Friday, December 21, 2007

7:30am Blah Blah

Right now I’m brewing the day’s first pot of coffee and toasting up some toast, the Clifford Dog show is in the back ground, giving Sarah her morning fix of cartoons. I’m going to take this opportunity to just ramble bang the day into go mode.

Coffee at Starbucks is laced with crack, just in case you are wondering. Here is how it works. Columbian beans used for many Starbucks blends is grown in the same fields in South America where coca leaves where once cultivated. This has left a narcotic muck in the soil, a permeation of it. All things grown in this soil will create an addiction similar to narcotic addiction. If they where growing strawberries down there, it would be crazy addictive strawberries. There have actually been cases of armed robbery and muggings at and around Starbucks from this new bread of bean junkie. Be warned. Once a Starbucks opens in your neighborhood, the neighborhood will quickly determinate in to a slum. If you have Starbucks coffee in your house, keep it locked up and away from kids.

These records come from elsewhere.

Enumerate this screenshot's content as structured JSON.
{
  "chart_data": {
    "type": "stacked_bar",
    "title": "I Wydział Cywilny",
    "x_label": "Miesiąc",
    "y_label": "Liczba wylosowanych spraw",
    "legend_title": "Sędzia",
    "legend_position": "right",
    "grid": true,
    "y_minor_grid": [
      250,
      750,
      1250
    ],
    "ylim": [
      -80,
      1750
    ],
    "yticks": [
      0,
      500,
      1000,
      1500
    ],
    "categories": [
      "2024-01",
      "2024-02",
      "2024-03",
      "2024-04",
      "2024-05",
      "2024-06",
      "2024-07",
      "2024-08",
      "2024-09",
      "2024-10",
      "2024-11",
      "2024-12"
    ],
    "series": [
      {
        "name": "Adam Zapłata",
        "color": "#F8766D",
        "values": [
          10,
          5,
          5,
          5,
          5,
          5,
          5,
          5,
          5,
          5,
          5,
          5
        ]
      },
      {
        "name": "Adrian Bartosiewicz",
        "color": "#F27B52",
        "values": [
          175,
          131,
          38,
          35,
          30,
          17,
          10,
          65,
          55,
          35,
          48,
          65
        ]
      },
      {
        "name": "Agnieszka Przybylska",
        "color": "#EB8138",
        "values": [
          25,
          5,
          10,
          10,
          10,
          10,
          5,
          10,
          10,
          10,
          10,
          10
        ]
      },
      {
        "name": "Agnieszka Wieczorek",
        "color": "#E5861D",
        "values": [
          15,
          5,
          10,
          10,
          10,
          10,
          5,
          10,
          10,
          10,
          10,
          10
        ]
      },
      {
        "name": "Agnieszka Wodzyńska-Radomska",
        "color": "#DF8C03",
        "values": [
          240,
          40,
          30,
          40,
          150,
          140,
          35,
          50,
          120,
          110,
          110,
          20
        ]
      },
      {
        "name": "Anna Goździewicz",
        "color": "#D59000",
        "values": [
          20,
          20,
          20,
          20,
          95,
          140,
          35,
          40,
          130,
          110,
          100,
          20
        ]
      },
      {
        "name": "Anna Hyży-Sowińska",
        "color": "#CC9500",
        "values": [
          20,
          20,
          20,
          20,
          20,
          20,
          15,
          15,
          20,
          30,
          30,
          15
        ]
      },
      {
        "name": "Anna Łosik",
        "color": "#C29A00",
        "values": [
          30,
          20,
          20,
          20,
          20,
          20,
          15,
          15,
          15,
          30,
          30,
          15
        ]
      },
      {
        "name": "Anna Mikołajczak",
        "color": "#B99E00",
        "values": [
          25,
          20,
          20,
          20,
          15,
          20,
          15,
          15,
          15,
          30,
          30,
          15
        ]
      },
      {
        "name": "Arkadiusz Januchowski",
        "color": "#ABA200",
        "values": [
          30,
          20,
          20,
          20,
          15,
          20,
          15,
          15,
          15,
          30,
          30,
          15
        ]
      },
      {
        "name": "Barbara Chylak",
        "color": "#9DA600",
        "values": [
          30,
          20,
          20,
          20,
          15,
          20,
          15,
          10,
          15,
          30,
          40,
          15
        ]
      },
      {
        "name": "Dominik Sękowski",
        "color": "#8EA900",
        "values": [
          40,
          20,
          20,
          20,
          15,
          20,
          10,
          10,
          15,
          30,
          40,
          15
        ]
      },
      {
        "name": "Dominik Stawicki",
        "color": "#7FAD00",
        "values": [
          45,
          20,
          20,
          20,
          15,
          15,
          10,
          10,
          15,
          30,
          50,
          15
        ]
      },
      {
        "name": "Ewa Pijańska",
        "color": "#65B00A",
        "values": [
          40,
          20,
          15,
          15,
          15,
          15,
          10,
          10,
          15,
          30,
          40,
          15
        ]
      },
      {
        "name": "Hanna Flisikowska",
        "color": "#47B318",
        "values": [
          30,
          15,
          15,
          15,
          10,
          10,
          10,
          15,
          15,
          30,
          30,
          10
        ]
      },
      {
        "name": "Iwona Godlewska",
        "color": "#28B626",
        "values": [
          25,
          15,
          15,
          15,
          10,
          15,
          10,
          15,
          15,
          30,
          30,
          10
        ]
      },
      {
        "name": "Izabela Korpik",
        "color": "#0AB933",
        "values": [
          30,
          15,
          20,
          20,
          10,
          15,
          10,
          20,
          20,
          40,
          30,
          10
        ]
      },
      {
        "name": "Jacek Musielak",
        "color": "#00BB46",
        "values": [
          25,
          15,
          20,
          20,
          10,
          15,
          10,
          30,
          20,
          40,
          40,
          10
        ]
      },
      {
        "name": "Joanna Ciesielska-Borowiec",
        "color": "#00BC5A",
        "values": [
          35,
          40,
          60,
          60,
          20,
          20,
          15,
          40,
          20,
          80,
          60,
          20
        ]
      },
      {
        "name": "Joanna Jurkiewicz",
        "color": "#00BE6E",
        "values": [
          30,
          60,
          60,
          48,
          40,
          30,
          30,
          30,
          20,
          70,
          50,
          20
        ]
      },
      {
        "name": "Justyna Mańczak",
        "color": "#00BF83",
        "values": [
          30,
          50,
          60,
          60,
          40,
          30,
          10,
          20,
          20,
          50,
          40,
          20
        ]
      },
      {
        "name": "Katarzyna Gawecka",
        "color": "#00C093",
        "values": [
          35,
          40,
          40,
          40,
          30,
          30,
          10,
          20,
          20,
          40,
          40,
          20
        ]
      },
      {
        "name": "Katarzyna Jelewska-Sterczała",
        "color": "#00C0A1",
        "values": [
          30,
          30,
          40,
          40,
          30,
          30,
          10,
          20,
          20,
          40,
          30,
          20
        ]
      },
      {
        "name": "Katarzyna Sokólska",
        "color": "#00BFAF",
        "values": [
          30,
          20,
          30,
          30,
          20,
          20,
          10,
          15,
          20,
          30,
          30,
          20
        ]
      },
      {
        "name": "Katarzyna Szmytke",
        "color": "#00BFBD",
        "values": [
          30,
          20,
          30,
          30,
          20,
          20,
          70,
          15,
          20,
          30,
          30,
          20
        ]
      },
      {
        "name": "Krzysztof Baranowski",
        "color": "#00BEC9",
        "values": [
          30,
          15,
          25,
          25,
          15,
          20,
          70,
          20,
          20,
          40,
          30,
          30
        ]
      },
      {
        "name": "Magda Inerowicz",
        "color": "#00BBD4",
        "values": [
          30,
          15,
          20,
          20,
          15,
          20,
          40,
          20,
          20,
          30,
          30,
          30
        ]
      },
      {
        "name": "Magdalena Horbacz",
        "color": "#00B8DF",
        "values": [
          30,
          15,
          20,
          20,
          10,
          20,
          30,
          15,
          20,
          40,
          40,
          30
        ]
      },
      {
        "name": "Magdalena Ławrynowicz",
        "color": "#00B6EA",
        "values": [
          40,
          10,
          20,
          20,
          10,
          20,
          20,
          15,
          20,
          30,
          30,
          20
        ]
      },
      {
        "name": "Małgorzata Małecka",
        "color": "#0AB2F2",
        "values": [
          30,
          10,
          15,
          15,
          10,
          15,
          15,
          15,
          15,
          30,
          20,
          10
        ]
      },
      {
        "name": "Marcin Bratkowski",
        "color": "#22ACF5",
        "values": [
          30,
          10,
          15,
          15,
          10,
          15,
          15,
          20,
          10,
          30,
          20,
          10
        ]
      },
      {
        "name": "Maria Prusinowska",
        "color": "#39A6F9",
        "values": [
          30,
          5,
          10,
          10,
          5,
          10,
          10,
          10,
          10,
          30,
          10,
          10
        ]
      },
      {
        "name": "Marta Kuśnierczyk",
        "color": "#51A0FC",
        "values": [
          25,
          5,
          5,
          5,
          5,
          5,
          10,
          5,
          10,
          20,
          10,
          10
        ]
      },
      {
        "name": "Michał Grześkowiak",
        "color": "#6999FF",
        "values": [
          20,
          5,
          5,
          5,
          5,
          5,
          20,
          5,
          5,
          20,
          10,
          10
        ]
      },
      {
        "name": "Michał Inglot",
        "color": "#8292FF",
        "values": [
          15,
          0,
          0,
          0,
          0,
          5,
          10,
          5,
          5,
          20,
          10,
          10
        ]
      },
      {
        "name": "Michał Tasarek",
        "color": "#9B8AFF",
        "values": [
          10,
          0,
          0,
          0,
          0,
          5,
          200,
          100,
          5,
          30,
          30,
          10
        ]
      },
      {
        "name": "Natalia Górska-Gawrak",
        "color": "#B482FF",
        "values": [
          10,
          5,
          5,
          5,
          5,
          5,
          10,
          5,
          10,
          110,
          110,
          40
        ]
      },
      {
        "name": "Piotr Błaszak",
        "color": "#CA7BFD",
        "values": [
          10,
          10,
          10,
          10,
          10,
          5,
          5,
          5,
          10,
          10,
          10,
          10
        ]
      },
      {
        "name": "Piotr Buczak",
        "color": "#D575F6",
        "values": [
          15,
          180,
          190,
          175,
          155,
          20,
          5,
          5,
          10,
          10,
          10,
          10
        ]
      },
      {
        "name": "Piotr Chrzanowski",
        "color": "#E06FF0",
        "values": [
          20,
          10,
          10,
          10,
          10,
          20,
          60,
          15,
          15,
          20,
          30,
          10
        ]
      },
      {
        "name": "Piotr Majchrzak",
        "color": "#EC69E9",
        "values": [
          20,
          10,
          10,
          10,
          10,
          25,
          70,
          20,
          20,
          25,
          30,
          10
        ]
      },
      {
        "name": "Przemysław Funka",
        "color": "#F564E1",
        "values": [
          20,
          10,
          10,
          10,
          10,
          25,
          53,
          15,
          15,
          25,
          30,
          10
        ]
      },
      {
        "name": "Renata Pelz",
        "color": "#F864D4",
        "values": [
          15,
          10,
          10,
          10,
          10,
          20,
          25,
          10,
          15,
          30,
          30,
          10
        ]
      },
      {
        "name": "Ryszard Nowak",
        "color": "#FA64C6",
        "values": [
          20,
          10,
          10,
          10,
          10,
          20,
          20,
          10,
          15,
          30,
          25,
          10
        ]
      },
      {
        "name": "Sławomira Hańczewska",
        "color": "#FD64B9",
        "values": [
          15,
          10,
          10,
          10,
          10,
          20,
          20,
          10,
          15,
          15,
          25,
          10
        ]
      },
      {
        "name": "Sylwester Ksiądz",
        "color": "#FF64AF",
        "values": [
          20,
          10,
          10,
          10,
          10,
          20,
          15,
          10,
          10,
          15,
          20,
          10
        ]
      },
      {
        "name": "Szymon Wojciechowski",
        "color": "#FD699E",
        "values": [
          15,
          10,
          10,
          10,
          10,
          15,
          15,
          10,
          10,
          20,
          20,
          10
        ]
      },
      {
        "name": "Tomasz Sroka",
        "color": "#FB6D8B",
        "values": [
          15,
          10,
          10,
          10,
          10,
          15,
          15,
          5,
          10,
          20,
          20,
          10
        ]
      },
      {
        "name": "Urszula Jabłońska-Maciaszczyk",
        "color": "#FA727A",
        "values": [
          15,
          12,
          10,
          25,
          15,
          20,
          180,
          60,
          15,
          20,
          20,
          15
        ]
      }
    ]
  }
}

Last week there was the first case of a Starbucks heist, where seven men in Halloween masks stormed a store and forced the crew at gun point to brew gallons of coffee that where loaded into plastic five gallon jugs. This could be either for private consumption or resale on the street, where it is now popular to be taken intravenously.

Ever wonder why when you buy beans and bring them home the brew is not as potent as what you get at the store. Most home machines can not handle the amount of coffee used in the store to brew a pot, so it is weaker. Buy a bigger machine. Also those pots have been seasoned with years of that narcotic residue that can not be rinsed out. An addictive stain. In theory you could do the same with any stainless steel decanter. Fill it with some hot store made Starbucks coffee and then bury it in your back yard for no less then here weeks. The earth and darkness will mingle with the brew, and bond with the steel.

Now every time you brew a new pot, pour it immediately into this decanter and let it ruminate for a few minutes before serving. Notice the difference.